"One of the babies is alive, but the other baby doesn't exist as an individual," Patil said. "The two bodies are fused together. ... The entire parasitic part of Lakshmi's body was feeding on Lakshmi for nutrition, for oxygen, for energy, for everything else. That's typically how a parasite is described … a parasite which is dependent on the host."
Because of the parasite, Lakshmi's health and possibly her survival were in danger. Patil believed the parasitic twin should be surgically removed. Without surgery, Patil estimated that Lakshmi's chances of surviving past her teenage years were minimal.
But in Lakshmi's case, he faced something more than a medical issue. A local fair to celebrate the holy day of the goddess Lakshmi coincided with Patil's visit. Once the little girl who was the image of Lakshmi entered the crowd, it was clear that she had a profound effect on the villagers.
"She was thought to be bringing a lot of good things to the village and the people around," Patil said. "Some of them even folded their hands in respect for the little girl, which was quite amazing."
Because she was considered a good omen to the village, Patil worried that some villagers might be against surgery to change her form into that of an typical 2-year-old.
"I'm sure a lot of the people in the village had those ideas in their minds, that if something was done to Lakshmi, things might turn around, and things might not be so good for them anymore," Patil said.
Privately, Lakshmi's parents had heard many negative opinions -- that some villagers feared the Tatmas could not return if they left; and that Patil might say one thing and do another.
"They had the genuine love and concern … that any parents would have for the child," Patil said.

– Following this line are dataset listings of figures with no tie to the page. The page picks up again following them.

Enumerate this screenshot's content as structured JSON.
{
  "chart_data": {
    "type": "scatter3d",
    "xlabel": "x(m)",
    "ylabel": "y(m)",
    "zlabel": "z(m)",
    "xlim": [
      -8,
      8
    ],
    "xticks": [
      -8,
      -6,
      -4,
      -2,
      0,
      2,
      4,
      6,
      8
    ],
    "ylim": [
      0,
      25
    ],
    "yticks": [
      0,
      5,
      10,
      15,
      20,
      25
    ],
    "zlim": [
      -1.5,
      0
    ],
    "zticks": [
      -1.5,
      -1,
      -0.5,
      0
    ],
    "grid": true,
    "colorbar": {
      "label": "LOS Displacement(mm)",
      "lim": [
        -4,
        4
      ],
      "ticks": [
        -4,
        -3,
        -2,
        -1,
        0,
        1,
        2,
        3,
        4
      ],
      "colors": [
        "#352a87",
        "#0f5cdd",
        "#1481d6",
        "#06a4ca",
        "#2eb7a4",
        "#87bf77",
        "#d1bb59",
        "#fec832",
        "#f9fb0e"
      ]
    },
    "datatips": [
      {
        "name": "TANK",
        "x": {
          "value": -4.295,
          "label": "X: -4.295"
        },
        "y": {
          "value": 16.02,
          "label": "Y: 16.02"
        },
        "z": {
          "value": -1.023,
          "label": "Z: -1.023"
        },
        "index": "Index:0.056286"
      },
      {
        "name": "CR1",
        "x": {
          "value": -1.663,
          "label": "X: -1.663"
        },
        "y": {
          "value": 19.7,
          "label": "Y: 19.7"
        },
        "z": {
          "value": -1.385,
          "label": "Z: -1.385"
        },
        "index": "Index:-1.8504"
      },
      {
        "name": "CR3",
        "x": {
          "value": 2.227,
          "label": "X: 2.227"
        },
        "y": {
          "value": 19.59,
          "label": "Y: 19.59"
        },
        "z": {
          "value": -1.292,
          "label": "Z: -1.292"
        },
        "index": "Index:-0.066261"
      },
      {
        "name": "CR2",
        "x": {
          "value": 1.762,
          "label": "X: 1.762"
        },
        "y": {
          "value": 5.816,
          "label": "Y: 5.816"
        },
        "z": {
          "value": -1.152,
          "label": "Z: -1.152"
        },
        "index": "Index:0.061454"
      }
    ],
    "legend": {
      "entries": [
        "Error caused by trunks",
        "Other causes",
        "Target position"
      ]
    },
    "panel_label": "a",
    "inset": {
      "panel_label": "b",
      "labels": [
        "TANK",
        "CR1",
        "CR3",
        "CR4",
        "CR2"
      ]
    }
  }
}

To reassure the parents, Patil arranged for all of the family's medical expenses to be paid through his hospital. Recognizing that medical care is out of the reach of millions of people in India, Sparsh Hospital in Bangalore has a foundation whose mission is to extend orthopedic and reconstructive surgical care to those who need it, regardless of income.
Every day was different for the Tatma family because of fluctuations in Lakshmi's health. "So she really was living on the edge," Patil said.
Having weighed their options carefully, Lakshmi's parents finally decided to travel more than 1,000 miles from their village to Sparsh Hospital, a state-of-the-art facility where doctors performed a battery of tests to see whether surgery was even possible.
The first X-rays revealed complications. Lakshmi's spine was joined to that of her parasitic twin, and doctors had to determine how to separate the spine without affecting Lakshmi neurologically. They also discovered that Lakshmi had only one functioning kidney. A second functioning kidney was in the parasitic twin.
"The team itself [included] 37 people as part of the surgical procedure," Patil said. "We had five sets of surgeons who operated on the little girl."
On Nov. 6, 2007, Lakshmi was wheeled away from her parents, and the surgery began.
Pediatric surgeons made the first incision, to identify her internal structures -- "which of them belonged to the parasite and which belonged to Lakshmi," Patil said.